Esteban: En su época aquí, en el ‘merceditos’ azul, en el que llevaba dos cojines en el asiento para que se le viera, en vez de llevar botas en el maletero llevaba siempre los trastos de matar. Yo le decía: «¿Dónde vas hoy?» Y él decía: «A una capeílla...»

Pineda: Estando en la mili se escapó a una capea y se partió un brazo.

Salguero: Ya sabéis que en las vacaciones no puedes ni esquiar ni montar en moto... Un verano él no pudo reprimirse, estuvo en una capea y se la grabaron en vídeo. Todo el mundo lo sabía, pero no era oficial... Íbamos en el autobús para la pretemporada y él dijo: «Como se va a hacer muy largo el camino y estos (por los directivos) me van a multar, ya nos reímos todos». Y puso el vídeo para que lo viéramos. De este modo, aceptó el castigo que le iban a poner.

¿Cómo recuerdan aquel 2 de abril hace 25 años?

Pineda: El 2 de abril es el cumpleaños de mi exmujer. Nos íbamos para Madrid y ella me dijo que lo habían dado (la noticia de la muerte) por la tele. Anulé de inmediato el avión y me fui al polideportivo.

Esteban: Yo no fui a entrenar. Me llamó Pepe Pardo, mi compadre (expresidente del Málaga), y me dijo: «Despierta, prepárate, que nos vamos para Mérida». Se me ponen los vellos de punta, porque parece mentira. Y cuando me contaron cómo había sido, fue muy triste. Lo definí aquel día: «Juan ha muerto como ha vivido». Vivió muy rápido y murió muy rápido.

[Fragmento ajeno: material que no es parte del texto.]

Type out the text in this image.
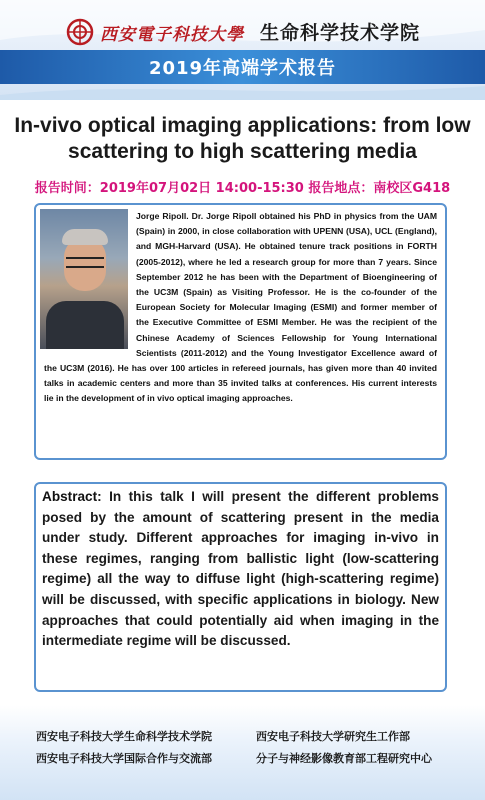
西安電子科技大學 生命科学技术学院
2019年高端学术报告
In-vivo optical imaging applications: from low scattering to high scattering media
报告时间：2019年07月02日 14:00-15:30 报告地点：南校区G418
Jorge Ripoll. Dr. Jorge Ripoll obtained his PhD in physics from the UAM (Spain) in 2000, in close collaboration with UPENN (USA), UCL (England), and MGH-Harvard (USA). He obtained tenure track positions in FORTH (2005-2012), where he led a research group for more than 7 years. Since September 2012 he has been with the Department of Bioengineering of the UC3M (Spain) as Visiting Professor. He is the co-founder of the European Society for Molecular Imaging (ESMI) and former member of the Executive Committee of ESMI Member. He was the recipient of the Chinese Academy of Sciences Fellowship for Young International Scientists (2011-2012) and the Young Investigator Excellence award of the UC3M (2016). He has over 100 articles in refereed journals, has given more than 40 invited talks in academic centers and more than 35 invited talks at conferences. His current interests lie in the development of in vivo optical imaging approaches.
Abstract: In this talk I will present the different problems posed by the amount of scattering present in the media under study. Different approaches for imaging in-vivo in these regimes, ranging from ballistic light (low-scattering regime) all the way to diffuse light (high-scattering regime) will be discussed, with specific applications in biology. New approaches that could potentially aid when imaging in the intermediate regime will be discussed.
西安电子科技大学生命科学技术学院	西安电子科技大学研究生工作部
西安电子科技大学国际合作与交流部	分子与神经影像教育部工程研究中心
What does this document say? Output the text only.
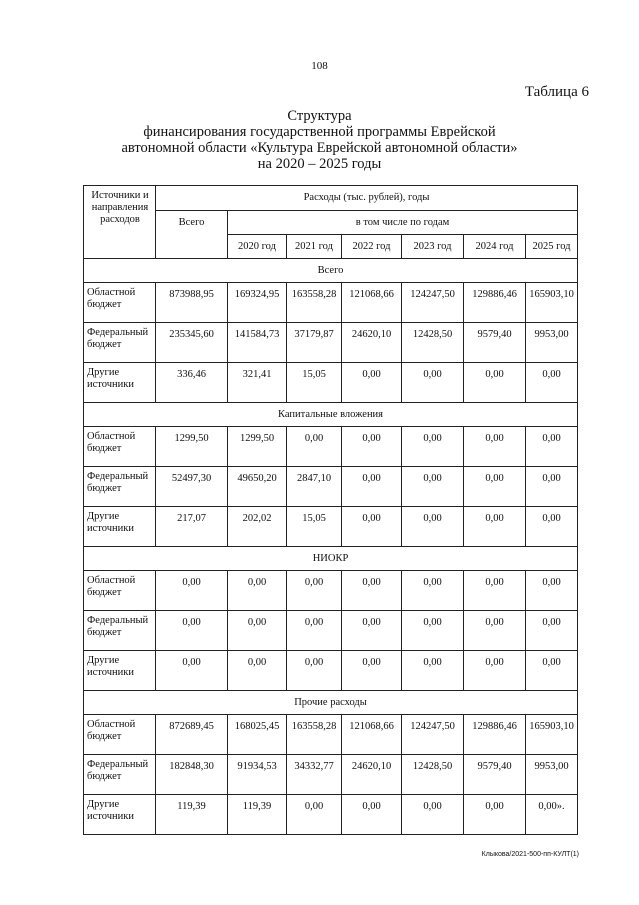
108
Таблица 6
Структура
финансирования государственной программы Еврейской
автономной области «Культура Еврейской автономной области»
на 2020 – 2025 годы
Источники и направления расходов	Расходы (тыс. рублей), годы						
	Всего	в том числе по годам					
		2020 год	2021 год	2022 год	2023 год	2024 год	2025 год
Всего							
Областной бюджет	873988,95	169324,95	163558,28	121068,66	124247,50	129886,46	165903,10
Федеральный бюджет	235345,60	141584,73	37179,87	24620,10	12428,50	9579,40	9953,00
Другие источники	336,46	321,41	15,05	0,00	0,00	0,00	0,00
Капитальные вложения							
Областной бюджет	1299,50	1299,50	0,00	0,00	0,00	0,00	0,00
Федеральный бюджет	52497,30	49650,20	2847,10	0,00	0,00	0,00	0,00
Другие источники	217,07	202,02	15,05	0,00	0,00	0,00	0,00
НИОКР							
Областной бюджет	0,00	0,00	0,00	0,00	0,00	0,00	0,00
Федеральный бюджет	0,00	0,00	0,00	0,00	0,00	0,00	0,00
Другие источники	0,00	0,00	0,00	0,00	0,00	0,00	0,00
Прочие расходы							
Областной бюджет	872689,45	168025,45	163558,28	121068,66	124247,50	129886,46	165903,10
Федеральный бюджет	182848,30	91934,53	34332,77	24620,10	12428,50	9579,40	9953,00
Другие источники	119,39	119,39	0,00	0,00	0,00	0,00	0,00».
Клыкова/2021-500-пп-КУЛТ(1)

Salguero: A mí me llamó un periodista de Sevilla, porque jugaba allí y, fíjate, al año siguiente me fui a Mérida, que todavía era una ciudad adormecida. El periodista me pidió que se lo confirmase, pero yo no sabía nada. Mi sorpresa fue ver meses después, cuando llegué a Mérida, el grado de influencia en el vestuario de Juan. Era enorme. Pero es que el vacío en la ciudad era tremendo. Todo el mundo me pedía que contara cosas de Juan.

Juanito se convirtió en mito, pero se perdió a un gran entrenador. ¿Coinciden ustedes en eso?

Esteban: Yo no tengo ninguna duda. Pero voy más allá. Juan es de los que podrían haber llegado a entrenar al Madrid perfectamente.

Pineda: Ya estaba preparado para ir al Burgos y era el trampolín para dar el salto al Madrid. El Madrid lo estaba esperando. Si en el Burgos terminaba bien, iba al Madrid seguro. El Bernabéu lo estaba esperando.

Salguero: Como hombre de fútbol, tenía una frialdad de la que carecíamos los demás. Analizaba todo muy bien y tenía esa capacidad que le permitía convertirlo en genialidad. Sin duda, la capacidad de sacrificio que tenía lo habría llevado a entrenar al Madrid. Todo son hipótesis, pero luchar por ello lo habría hecho.

Pineda. La oportunidad la habría tenido, porque la gente estaba con él.